Encontré nuestra pequeña tienda en el agujero de la duna en el que estaba el abrevadero. Lupe Vargas, con su sombrero de paja de ala ancha, estaba de rodillas excavando, catalogando su colección de huesos. Ram con los pantalones bajados, se agachó más allá de la cresta montañosa.
—¡Angalia!
Sentado a mi lado, gritaba y señalaba. La arena que había alrededor de esas columnas enterradas había saltado por los aires. Ese saltamontes gigante salió de allí y se levantó sobre sus largas patas de metal mirando a través de las dunas. Algo extraño, su esbelto cuerpo verde y amarillo, su gran cabeza brillante como la plata, era mitad ser vivo y mitad máquina, monstruoso y en cierto modo impresionante. Encontró nuestra tienda, con Lupe a su lado, se agachó y echó a volar.
Todo parpadeaba y nosotros veíamos por los ojos del saltamontes mientras él subía y bajaba planeando sobre Lupe. Vimos como ella miraba hacia arriba, y que en su semblante estaba plasmado el terror. Vimos como el saltamontes intentaba cogerla con las patas delanteras, como la cogía con sus largas garras negras y como Ram se levantaba los pantalones, movía los brazos y volvía corriendo hacia la cima.
El saltamontes saltó. Ram y la tienda cayeron. El cuerpo de Lupe forcejeaba y flaqueaba mientras las garras la apretaban con más fuerza. La duna que había a sus pies se hinchó y encogió cuando el saltamontes se elevó y planeó en dos ocasiones. Una vez más sonó esa música extraña.
Se oyeron voces extrañas. El desierto se sumió en la oscuridad, en la cual oscilaban jeroglíficos encendidos. Cuando volvió la luz, nos encontrábamos ante una minúscula celda de paredes blancas con barrotes en la parte delantera con una mínima separación entre ellos. En un estante situado en una pared había una manta doblada y un plato vacío. El baño era un agujero en el suelo.
Lupe estaba en el suelo, desnuda, haciendo flexiones. Su pelo estaba revuelto, la cara demacrada y delgada, a pesar de lo cual dejaba entrever su absoluta determinación. De repente miró hacia la puerta.

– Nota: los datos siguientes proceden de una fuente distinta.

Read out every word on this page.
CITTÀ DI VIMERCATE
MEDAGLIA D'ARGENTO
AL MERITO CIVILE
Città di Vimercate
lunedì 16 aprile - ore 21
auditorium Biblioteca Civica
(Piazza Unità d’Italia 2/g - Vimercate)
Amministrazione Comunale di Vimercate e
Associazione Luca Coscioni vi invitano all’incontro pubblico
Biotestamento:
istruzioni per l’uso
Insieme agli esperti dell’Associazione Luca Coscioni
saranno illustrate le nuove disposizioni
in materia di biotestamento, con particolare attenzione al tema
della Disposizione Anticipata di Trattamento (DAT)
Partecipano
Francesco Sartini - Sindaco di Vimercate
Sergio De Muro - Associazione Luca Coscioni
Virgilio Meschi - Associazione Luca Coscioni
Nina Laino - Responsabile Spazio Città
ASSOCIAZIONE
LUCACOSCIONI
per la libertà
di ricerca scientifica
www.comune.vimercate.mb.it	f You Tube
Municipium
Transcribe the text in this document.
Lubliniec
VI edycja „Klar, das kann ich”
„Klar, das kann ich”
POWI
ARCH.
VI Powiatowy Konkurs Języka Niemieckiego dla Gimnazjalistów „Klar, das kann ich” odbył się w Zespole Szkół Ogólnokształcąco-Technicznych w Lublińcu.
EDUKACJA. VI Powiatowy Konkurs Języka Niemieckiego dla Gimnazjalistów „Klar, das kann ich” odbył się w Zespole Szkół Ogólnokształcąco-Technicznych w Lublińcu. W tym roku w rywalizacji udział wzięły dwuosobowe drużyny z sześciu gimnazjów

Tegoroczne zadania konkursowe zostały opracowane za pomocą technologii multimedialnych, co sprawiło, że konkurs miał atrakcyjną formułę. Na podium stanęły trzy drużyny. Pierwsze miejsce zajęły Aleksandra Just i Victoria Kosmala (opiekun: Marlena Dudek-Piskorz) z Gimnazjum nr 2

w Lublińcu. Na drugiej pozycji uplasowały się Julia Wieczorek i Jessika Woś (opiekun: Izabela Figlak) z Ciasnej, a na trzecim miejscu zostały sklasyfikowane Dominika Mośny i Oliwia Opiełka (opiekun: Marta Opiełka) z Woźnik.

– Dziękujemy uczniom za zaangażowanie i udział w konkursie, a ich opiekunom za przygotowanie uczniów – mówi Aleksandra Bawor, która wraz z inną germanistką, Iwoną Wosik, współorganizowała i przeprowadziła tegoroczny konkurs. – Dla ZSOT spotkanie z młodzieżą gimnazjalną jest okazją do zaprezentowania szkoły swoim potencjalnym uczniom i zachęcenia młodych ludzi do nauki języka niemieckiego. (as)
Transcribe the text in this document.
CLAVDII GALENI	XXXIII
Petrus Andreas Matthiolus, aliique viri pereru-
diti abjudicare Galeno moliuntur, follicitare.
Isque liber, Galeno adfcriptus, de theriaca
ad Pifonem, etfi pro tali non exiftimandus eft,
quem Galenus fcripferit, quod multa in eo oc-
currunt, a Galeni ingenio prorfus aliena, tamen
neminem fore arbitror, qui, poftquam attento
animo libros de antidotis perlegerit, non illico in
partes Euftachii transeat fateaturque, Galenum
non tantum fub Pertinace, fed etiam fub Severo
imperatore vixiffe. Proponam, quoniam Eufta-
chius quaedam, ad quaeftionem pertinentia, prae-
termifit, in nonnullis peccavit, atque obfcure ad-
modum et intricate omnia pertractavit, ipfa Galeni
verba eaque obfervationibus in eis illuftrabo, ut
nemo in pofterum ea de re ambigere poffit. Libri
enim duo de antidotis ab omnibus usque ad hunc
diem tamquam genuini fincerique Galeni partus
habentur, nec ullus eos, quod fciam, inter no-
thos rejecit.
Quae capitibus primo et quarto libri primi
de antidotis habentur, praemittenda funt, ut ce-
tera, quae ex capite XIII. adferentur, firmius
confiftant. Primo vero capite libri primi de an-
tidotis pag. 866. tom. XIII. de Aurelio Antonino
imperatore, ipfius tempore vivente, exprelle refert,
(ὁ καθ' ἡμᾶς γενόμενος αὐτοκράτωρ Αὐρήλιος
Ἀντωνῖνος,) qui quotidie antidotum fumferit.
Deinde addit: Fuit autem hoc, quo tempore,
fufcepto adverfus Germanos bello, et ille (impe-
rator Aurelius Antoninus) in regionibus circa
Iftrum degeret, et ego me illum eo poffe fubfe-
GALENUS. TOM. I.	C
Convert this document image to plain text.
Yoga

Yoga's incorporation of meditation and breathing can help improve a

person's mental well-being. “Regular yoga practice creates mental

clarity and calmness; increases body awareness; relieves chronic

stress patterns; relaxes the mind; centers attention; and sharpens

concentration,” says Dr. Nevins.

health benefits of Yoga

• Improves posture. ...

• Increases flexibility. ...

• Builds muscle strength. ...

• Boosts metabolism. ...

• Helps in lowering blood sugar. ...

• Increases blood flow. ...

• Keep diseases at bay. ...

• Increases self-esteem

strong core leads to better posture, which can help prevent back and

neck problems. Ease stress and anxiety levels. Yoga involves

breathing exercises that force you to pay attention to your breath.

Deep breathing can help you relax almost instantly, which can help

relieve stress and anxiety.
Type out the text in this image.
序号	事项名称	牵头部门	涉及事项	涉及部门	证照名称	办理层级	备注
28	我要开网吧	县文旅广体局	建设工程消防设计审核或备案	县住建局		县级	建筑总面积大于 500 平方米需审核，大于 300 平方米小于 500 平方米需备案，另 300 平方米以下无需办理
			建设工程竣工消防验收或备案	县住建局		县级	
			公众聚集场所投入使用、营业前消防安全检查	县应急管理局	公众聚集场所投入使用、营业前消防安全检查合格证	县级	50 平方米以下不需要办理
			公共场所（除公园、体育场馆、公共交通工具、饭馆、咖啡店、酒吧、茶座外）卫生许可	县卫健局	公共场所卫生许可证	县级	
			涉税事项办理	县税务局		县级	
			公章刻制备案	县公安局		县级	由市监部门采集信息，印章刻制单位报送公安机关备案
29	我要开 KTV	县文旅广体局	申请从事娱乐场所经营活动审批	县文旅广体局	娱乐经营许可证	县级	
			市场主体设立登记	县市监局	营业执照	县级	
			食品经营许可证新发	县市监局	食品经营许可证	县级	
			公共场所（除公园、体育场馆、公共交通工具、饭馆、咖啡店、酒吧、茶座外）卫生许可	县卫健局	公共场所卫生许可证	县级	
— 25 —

—¿Qué? —Derek, que estaba a mi lado, respiró entrecortadamente y señaló.
La puerta con barrotes se estaba abriendo. Una gruesa serpiente formada por trozos geométricos brillantes se deslizaba hacia el interior. Se dividió en dos montones. A los pies, con los puños apretados, contemplaba como se transformaban en dos robots multicelulares. Vi como movía los labios, pero no oí ningún ruido.
—¡Maldita sea! —susurró Ram—. No podemos ayudarla de ninguna forma.
Se acercaron hacia ella acechándola, los ojos de cristal refulgían de color rojo. Parpadeó antes de que la tocaran y después, todos brillaron y desaparecieron en aquel escalofriante foso de oscuridad. Antes de que pudiera agarrarme al asiento, ya había vuelto a la realidad. Nos quedamos sentados contemplando la puerta de entrada vacía en la avenida que había a lo lejos.
—¡Entonces está viva! —Ram se limpió el sudor de la cara—. En algún lugar.
—¡Tu Mamita! —Derek le echó una mirada asustada—. ¡Esos robots! Son diablos de metal. La jaula es la caja blanca en la que ella decía que fue torturada.